After building the function, we want to select the most popular movies to see how this function works. That is, we want to visualize the interest value. However, the dataset only contains about 3700 tags. The limited tag amount will destroy the credibility of the tag-based recommendation system, as some users may have given only a few tags and some movies may have only received a few tags. Therefore, we only included several movies that received most tags and several active users. The cut-off is, we select users who have labeled more than 20 movies and movies that has been labeled by at least 4 users. The selected movies is shown below.

popular.movie = 
  remove.tag %>% 
  select(-tag, -timestamp) %>% 
  distinct() %>%
  group_by(movie_id) %>% 
  summarize(
    count = n()
  ) %>% 
  filter(count > 3) %>% 
  mutate(
    "movie id" = movie_id
  ) %>% 
  select(-movie_id) %>% 
  select("movie id", count) %>% 
  arrange(desc(count))

active.user = 
  remove.tag %>% 
  select(-tag, -timestamp) %>%
  distinct() %>% 
  group_by(user_id) %>% 
  summarize(
    count = n()
  ) %>% 
  filter(count > 20) %>% 
  arrange(desc(count))

active.user.vec = as.vector(active.user$user_id)
popular.movie.vec = as.vector(popular.movie$`movie id`)

movie.name = 
  movies %>% 
  janitor::clean_names() %>%
  filter(movie_id %in% popular.movie.vec) %>% 
  knitr::kable() %>% 
  kable_styling(bootstrap_options = c("striped")) %>%
  kableExtra::kable_styling(font_size = 12)

movie.name

movie_id	title	genres
260	Star Wars: Episode IV - A New Hope (1977)	Action\|Adventure\|Sci-Fi
296	Pulp Fiction (1994)	Comedy\|Crime\|Drama\|Thriller
527	Schindler’s List (1993)	Drama\|War
541	Blade Runner (1982)	Action\|Sci-Fi\|Thriller
750	Dr. Strangelove or: How I Learned to Stop Worrying and Love the Bomb (1964)	Comedy\|War
2959	Fight Club (1999)	Action\|Crime\|Drama\|Thriller
4226	Memento (2000)	Mystery\|Thriller
4878	Donnie Darko (2001)	Drama\|Mystery\|Sci-Fi\|Thriller
7361	Eternal Sunshine of the Spotless Mind (2004)	Drama\|Romance\|Sci-Fi
8641	Anchorman: The Legend of Ron Burgundy (2004)	Comedy
79132	Inception (2010)	Action\|Crime\|Drama\|Mystery\|Sci-Fi\|Thriller\|IMAX

Visualize user’s predicted interests on movies

We created a heat map to visualize the users’ interest values, which is shown below. The horizontal coordinate of the heat map is the movie ID and the vertical coordinate is the user ID, color in each grid represents the value of the user’s interest to the movie.

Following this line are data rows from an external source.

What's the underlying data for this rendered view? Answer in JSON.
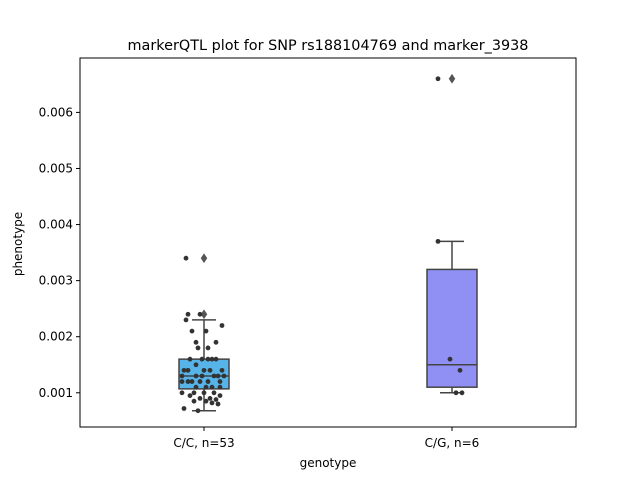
{
  "chart_data": {
    "type": "box",
    "title": "markerQTL plot for SNP rs188104769 and marker_3938",
    "xlabel": "genotype",
    "ylabel": "phenotype",
    "ylim": [
      0.00039,
      0.00697
    ],
    "yticks": [
      "0.001",
      "0.002",
      "0.003",
      "0.004",
      "0.005",
      "0.006"
    ],
    "ytick_values": [
      0.001,
      0.002,
      0.003,
      0.004,
      0.005,
      0.006
    ],
    "categories": [
      "C/C, n=53",
      "C/G, n=6"
    ],
    "boxes": [
      {
        "category": "C/C, n=53",
        "color": "#56b4e9",
        "q1": 0.00107,
        "median": 0.0013,
        "q3": 0.0016,
        "whisker_low": 0.00068,
        "whisker_high": 0.0023,
        "outliers": [
          0.0024,
          0.0034
        ],
        "points": [
          [
            -0.09,
            0.0034
          ],
          [
            -0.02,
            0.0024
          ],
          [
            -0.08,
            0.0024
          ],
          [
            -0.09,
            0.0023
          ],
          [
            0.09,
            0.0022
          ],
          [
            -0.06,
            0.0021
          ],
          [
            0.01,
            0.0021
          ],
          [
            -0.04,
            0.0019
          ],
          [
            0.06,
            0.0019
          ],
          [
            -0.03,
            0.0018
          ],
          [
            0.02,
            0.0018
          ],
          [
            -0.01,
            0.0016
          ],
          [
            0.04,
            0.0016
          ],
          [
            0.06,
            0.0016
          ],
          [
            -0.07,
            0.0016
          ],
          [
            0.02,
            0.0016
          ],
          [
            -0.04,
            0.0015
          ],
          [
            0.09,
            0.0014
          ],
          [
            -0.1,
            0.0014
          ],
          [
            -0.08,
            0.0014
          ],
          [
            0.0,
            0.0014
          ],
          [
            0.03,
            0.0014
          ],
          [
            -0.11,
            0.0013
          ],
          [
            0.05,
            0.0013
          ],
          [
            0.07,
            0.0013
          ],
          [
            -0.04,
            0.0013
          ],
          [
            -0.01,
            0.0013
          ],
          [
            0.1,
            0.0013
          ],
          [
            -0.11,
            0.0012
          ],
          [
            -0.08,
            0.0012
          ],
          [
            -0.02,
            0.0012
          ],
          [
            0.02,
            0.0012
          ],
          [
            0.08,
            0.0012
          ],
          [
            -0.06,
            0.0012
          ],
          [
            0.04,
            0.0011
          ],
          [
            -0.04,
            0.0011
          ],
          [
            0.01,
            0.0011
          ],
          [
            0.08,
            0.0011
          ],
          [
            -0.11,
            0.001
          ],
          [
            -0.05,
            0.001
          ],
          [
            0.0,
            0.001
          ],
          [
            0.05,
            0.001
          ],
          [
            0.08,
            0.00095
          ],
          [
            -0.07,
            0.00095
          ],
          [
            0.03,
            0.0009
          ],
          [
            -0.02,
            0.0009
          ],
          [
            0.06,
            0.00088
          ],
          [
            -0.05,
            0.00085
          ],
          [
            0.01,
            0.00085
          ],
          [
            0.04,
            0.00082
          ],
          [
            -0.1,
            0.00072
          ],
          [
            -0.03,
            0.00068
          ],
          [
            0.07,
            0.0008
          ]
        ]
      },
      {
        "category": "C/G, n=6",
        "color": "#9090f4",
        "q1": 0.0011,
        "median": 0.0015,
        "q3": 0.0032,
        "whisker_low": 0.001,
        "whisker_high": 0.0037,
        "outliers": [
          0.0066
        ],
        "points": [
          [
            -0.07,
            0.0066
          ],
          [
            -0.07,
            0.0037
          ],
          [
            -0.01,
            0.0016
          ],
          [
            0.04,
            0.0014
          ],
          [
            0.02,
            0.001
          ],
          [
            0.05,
            0.001
          ]
        ]
      }
    ]
  }
}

# construct a new table of the selected id and movie
heat.map = tibble(user_id = rep(active.user.vec, length(popular.movie.vec)), movie_id = rep(popular.movie.vec, length(active.user.vec)))

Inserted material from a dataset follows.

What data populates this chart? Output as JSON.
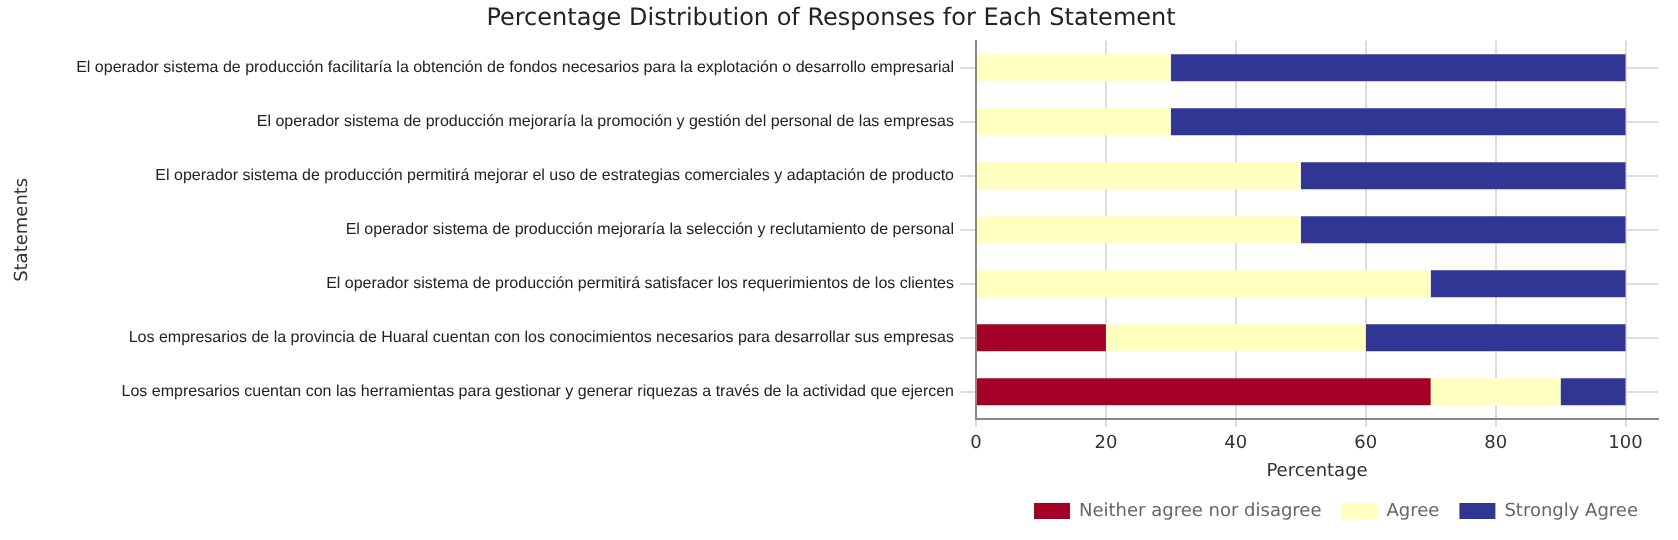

# add insterest value to the table
interest = c()
for (i in 1:nrow(heat.map)) {
  interest[i] = fc.interest(as.numeric(heat.map[i, 1]), as.numeric(heat.map[i, 2]))
}

heat.map = add_column(heat.map, interest)

# build heat map
heat.map %>% 
  ggplot(aes(y = as.factor(user_id), x = as.factor(movie_id), fill = interest)) +
  geom_tile() +
  geom_raster() +
  labs(
    x = "Movie ID",
    y = "User ID"
  )

Conclusion

Tag-based recommendation can help us predict the user’s interest on a certain movie. The algorithm’s validity relies on amount of tags. Therefore, when trained on datasets with ample data of tags, the algorithm will become more accurate.

The algorithm penalizes popular tags and popular movies to generate more personalized recommendation results.